My GEK1046: Intro to Cultural Studies projectmates and I finally uploaded our project online yesterday. Samantha and I worked the longest and hardest on it (the day before I was powered by coffee and slept at 7AM making the rough final draft, as Sam was similarly burdened with a truckload with essays to do on top of her church commitments), thus we both felt totally relieved that it was finally finished. It was a Powerpoint presentation about The Real Cultural Influence of Reality TV, and I personally feel it was a well-done project. I handled the layout and design, apart from a good chunk of the text, and I even included a lot of fun editorial cartoons & comic strips and googled (and searched in Flickr) for really nice images to make the presentation look sleek and classy. Each in our group of five of course all contributed input, and everyone wanted it to work. As it was only Sam and I who chose the module to be letter-graded instead of opting for the pass/fail option (module not included in cumulative grade calculation), we had a lot more at stake and thus we were given free rein to tweak it as much as we wished. Congratulations to the whole group for a job well done.

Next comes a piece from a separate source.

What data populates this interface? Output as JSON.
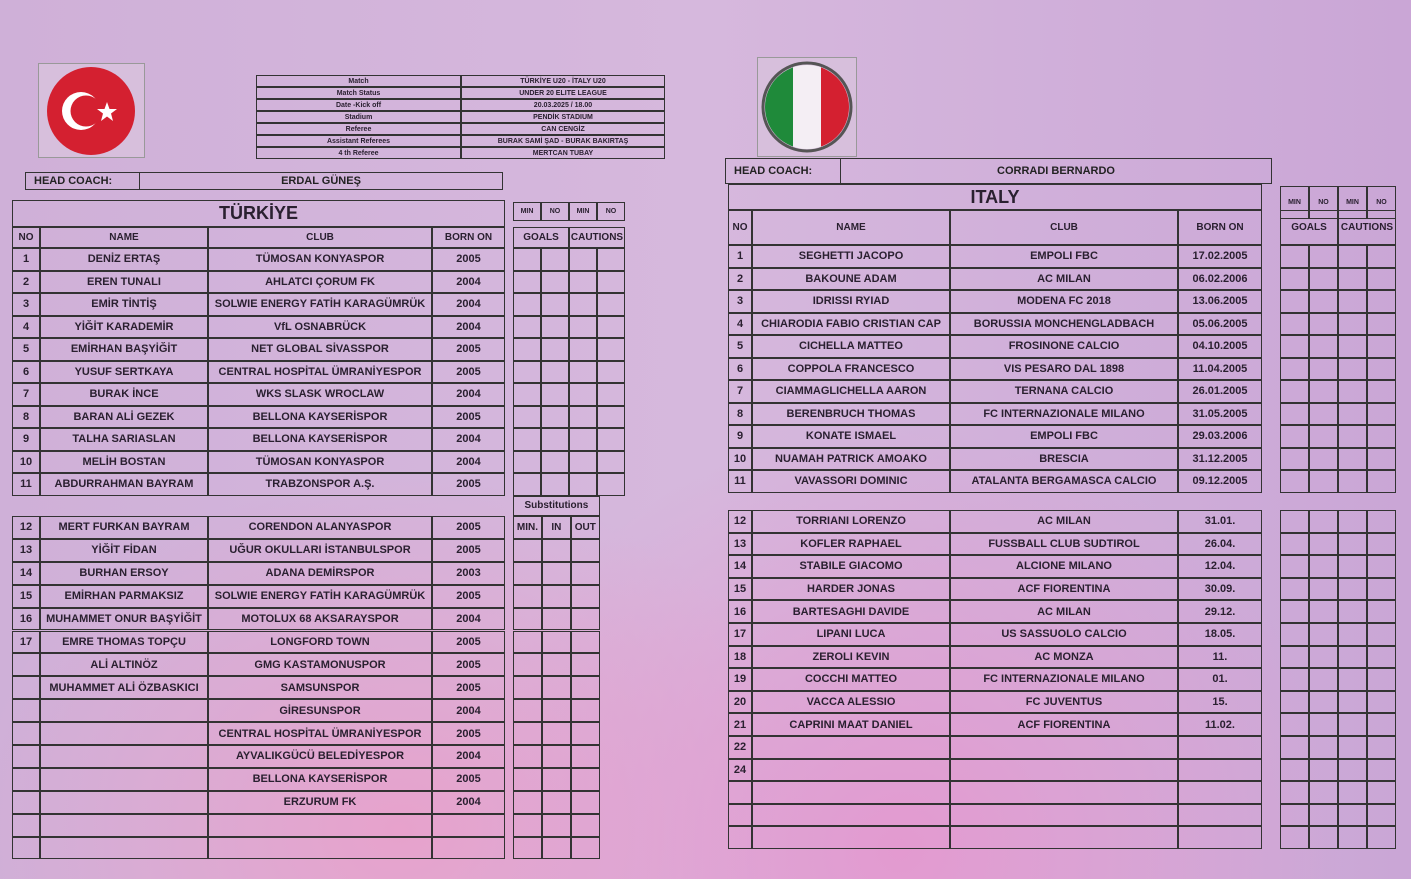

The submission was significant to me. It marked the end of the various required submissions and lectures and tutorials of the semester. It marked the beginning of Revision Week, in preparation for next week's exams. This particular semester violently took its toll on me, physically, mentally, and emotionally, and thus allow me to mark the end of that ugly period now, and consider the revision and the exams separate.

* * *

Endings are funny things. They are poignant reminders of how we performed in the events leading to it, they teach us closure, and the need to move on. I'm also graduating very soon, and hence the concept of "The End" is particularly resonant to me.

There are many endings that happen every day, particularly recently for me, and I think these deserve particular attention, so we're not caught off-guard. More importantly, to borrow from the band Semisonic, every new beginning is some other beginning's end. Time to start afresh.

It's time to take a bow, drop the curtains, roll the credits. It's been interesting, thank you very much, but now, on to the next leg.